= Sandra Barry =

English actress and singer (born 1943)

Sandra Barry (née Alfred; born 1943) is an English actress, singer and record producer. During her career, she has performed and recorded as Sandra Alfred, Mandy Mason, Sandra Barry and Alice Spring.

==Acting career (as Sandra Alfred)==
Sandra Alfred debuted as an actress on film in an uncredited role in The Belles of St Trinian's (1954). She went on to small roles in other British films and television shows. As Sandra Alfred, she latched on to the early British rock and roll scene and recorded "Rocket and Roll b/w Six Day Rock" for Oriole Records, released in December 1957.

==1960s music career (as Sandra Barry)==
As Mandy Mason, she released "A Tear in the Eye", written and produced by Barry Mason (no relation), on the Parlophone label in 1963, before she took on the stage name Sandra Barry and was signed to Decca Records. She was backed by guitar band The Boys (who would later go on to become cult mod band The Action), sometimes credited as Sandra Barry and The Boyfriends. Backed by The Boys, Barry released the single "Really Gonna Shake" in 1964. She subsequently signed with Pye Records, and released a number of singles backed by Jet Harris' backing band The Jet Blacks, who included future Led Zeppelin bassist John Paul Jones, but failed to score any hits.

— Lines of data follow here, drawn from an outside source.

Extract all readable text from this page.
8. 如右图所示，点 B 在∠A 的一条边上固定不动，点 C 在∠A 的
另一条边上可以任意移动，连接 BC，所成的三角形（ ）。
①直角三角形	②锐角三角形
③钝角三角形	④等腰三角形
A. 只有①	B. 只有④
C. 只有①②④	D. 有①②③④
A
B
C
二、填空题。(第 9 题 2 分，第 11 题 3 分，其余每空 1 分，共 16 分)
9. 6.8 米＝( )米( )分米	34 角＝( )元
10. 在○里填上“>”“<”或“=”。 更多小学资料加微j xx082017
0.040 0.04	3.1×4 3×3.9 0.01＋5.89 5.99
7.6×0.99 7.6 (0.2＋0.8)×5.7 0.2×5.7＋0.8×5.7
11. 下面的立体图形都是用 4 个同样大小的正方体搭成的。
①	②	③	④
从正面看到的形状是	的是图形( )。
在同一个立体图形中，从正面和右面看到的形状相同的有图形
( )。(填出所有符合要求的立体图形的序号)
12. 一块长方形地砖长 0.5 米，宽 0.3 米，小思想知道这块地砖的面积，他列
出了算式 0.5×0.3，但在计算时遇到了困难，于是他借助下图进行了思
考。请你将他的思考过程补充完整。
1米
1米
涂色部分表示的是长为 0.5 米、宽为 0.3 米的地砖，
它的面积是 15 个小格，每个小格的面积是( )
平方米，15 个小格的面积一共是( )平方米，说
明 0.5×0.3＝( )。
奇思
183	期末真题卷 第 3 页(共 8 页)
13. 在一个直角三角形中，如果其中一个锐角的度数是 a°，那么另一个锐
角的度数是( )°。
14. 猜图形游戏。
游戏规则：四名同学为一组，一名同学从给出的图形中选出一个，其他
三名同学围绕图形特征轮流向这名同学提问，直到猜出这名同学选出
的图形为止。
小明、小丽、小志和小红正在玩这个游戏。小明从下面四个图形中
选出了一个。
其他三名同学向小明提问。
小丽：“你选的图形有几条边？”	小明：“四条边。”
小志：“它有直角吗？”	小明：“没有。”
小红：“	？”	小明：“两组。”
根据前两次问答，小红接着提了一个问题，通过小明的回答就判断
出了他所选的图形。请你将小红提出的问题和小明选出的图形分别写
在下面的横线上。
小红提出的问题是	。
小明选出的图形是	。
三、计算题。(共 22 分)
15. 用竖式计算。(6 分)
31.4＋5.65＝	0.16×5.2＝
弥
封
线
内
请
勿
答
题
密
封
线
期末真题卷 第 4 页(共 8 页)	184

==1970s career (as Alice Spring)==
In 1973, she re-emerged as Alice Spring, fronting the short-lived pub rock act Slack Alice. Later in the decade, she fronted post punk band Darling, who released an album and a number of singles in 1979. After Darling folded in the early 1980s, she produced bands together with Slack Alice and Darling bassist Mick Howard.